As prévias carnavalescas foram apenas o pretexto - aliás, ótimo pretexto. Mas o Guaiamum Treloso, em sua versão rural, no Sítio Bem te vi, quilômetro 13 de Aldeia, foi um festival de música pop dos que poderiam acontecer em qualquer época do ano. E com um encontro que já nasce histórico. No mesmo palco, Otto e Johnny Hooker fizeram um show nada menos que apoteótico, o ponto alto da festa.
Passava das 19 horas quando Jonhny deu início ao concerto. Com a banda que lhe acompanha, tinha já a audiência magnetizada nos primeiros acordes de Eu vou fazer uma macumba pra te amarrar, maldito!. E fez o de sempre, sua espécie de missa pagã temperada com androginia, dor de cotovelo e rock' n' roll. Se, antes, o público estava meio disperso pelo sítio, a audiência não tirava os olhos do palco até durante os silêncios do cantor.
Na metade do show, os acordes desacelerados de Disritmia trouxeram Otto como convidado ao palco: o dueto deles na canção de Martinho da Vila promete virar um desses hits de acesso no Youtube. Com sua indefectível garrafa de água mineral, Otto se molhou, sensualizou sua música e o encontro com o parceiro. A sintonia dos dois era grande durante a execução, catártica, de Seis Minutos. Depois de Ciranda de Maluco, se abraçaram e trocaram selinhos fazendo a temperatura da plateia subir.
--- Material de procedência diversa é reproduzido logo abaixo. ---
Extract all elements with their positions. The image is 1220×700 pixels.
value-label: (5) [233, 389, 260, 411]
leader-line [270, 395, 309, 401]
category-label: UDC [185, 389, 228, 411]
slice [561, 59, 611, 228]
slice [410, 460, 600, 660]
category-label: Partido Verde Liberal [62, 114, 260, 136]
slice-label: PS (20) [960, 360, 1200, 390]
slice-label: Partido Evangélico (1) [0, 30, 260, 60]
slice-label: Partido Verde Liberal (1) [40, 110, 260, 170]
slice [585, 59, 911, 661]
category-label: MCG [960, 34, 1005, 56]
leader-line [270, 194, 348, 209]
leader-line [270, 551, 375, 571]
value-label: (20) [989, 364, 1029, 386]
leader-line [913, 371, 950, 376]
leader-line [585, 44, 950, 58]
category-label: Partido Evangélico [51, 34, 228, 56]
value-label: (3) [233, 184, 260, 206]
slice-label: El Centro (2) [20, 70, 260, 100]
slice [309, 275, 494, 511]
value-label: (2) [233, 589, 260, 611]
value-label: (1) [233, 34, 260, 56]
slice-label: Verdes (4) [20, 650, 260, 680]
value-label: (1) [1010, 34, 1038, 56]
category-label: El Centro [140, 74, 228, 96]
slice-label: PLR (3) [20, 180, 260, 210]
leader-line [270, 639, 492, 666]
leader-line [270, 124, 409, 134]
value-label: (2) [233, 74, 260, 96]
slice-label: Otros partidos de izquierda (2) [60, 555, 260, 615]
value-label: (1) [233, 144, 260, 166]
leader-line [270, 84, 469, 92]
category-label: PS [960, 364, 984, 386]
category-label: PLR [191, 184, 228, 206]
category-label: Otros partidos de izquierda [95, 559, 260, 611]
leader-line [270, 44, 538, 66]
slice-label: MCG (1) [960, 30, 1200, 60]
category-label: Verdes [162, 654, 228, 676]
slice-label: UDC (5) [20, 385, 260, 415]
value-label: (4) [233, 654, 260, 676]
Antes, a tarde teve grandes momentos (e outros nem tanto, com bandas que não chegaram a mobilizar atenções). Com participação especial do guitarrista Paulo Rafael e do compositor Juliano Hollanda no baixo, a Ave Sangria não precisou suar camisa para ganhar o público. Mal o vocalista Marco Polo Guimarães soltou a voz com os primeiros acordes, o público cantava liturgicamente cada verso de clássicos do udigrudi tropicalista pernambucano dos anos 1970. Como sempre, o Pirata provocou um grande coral no público. A bem humorada Seu Valdir, idem. "Nós somos a única banda de rock de Pernambuco que toca samba de breque", brincou o vocalista.
Apesar da distância do Recife, o lugar ajudou muito a formar a atmosfera. Cercado de matas, o sítio evocava um certo clima woodstockiano, até pela chuva que ameaçou, mas não caiu. Com pouquíssima gente fantasiada, havia mais pessoas com roupa e cara de quem, de fato, estava num festival de rock. Muitos aproveitaram para estender a canga no gramado.
O sistema de transporte em ônibus exclusivos do evento saindo dos principais shoppings do Recife funcionou perfeitamente, com saidas regulares a cada meia hora. "O ônibus era confortavel e saiu na hora. Sem trânsito, em menos de uma hora eu cheguei em Aldeia", disse a universitária Clara Andrade, 20 anos. Para ir e voltar, cada folião pagava R$ 10. Nos intervalos, os DJ 440 e Lala K mandavam hits da "música pra pular brasileira"
Apesar da cerveja nem sempre gelada, a prévia contou com uma infra relativamente surpreendente pela localização tão rural. Havia um miniparque de food trucks (sem muita variedade) e serviços com barbearia vintage, tatuador e massagem no local. Difícil era usar os banheiros químicos. Dentro das cabines, as pessoas precisavam ligar a lanterna do celular para poder enxegar a latrina. No dia anterior, aliás, Clayton Barros teve que se virar com gambiarras pra fazer seu show com repertório de Zé Ramalho. Problemas no gerador atrasaram a apresentação para os cerca de 400 presentes.
Com mais de dois mil ingressos vendidos, e a concorrência de prévias como a do bloco Amantes de Gloria, que encheu as ruas do bairro da Boa Vista, a festa do sábado não chegou a lotar. Mas quem estava de lá, circulando e dançando na tranquilidade, longe do sufoco das festas do período, parecia estar adorando.
No final, a banda carioca Cidade Negra assumiu o palco. O povo ainda estava alegrinho, mas foi um show sem grandes momentos, monocórdico, dos que parecem playblack. Uma apresetanção eficiente, no entanto, para o público começar a descompressão dos concertos anteriores.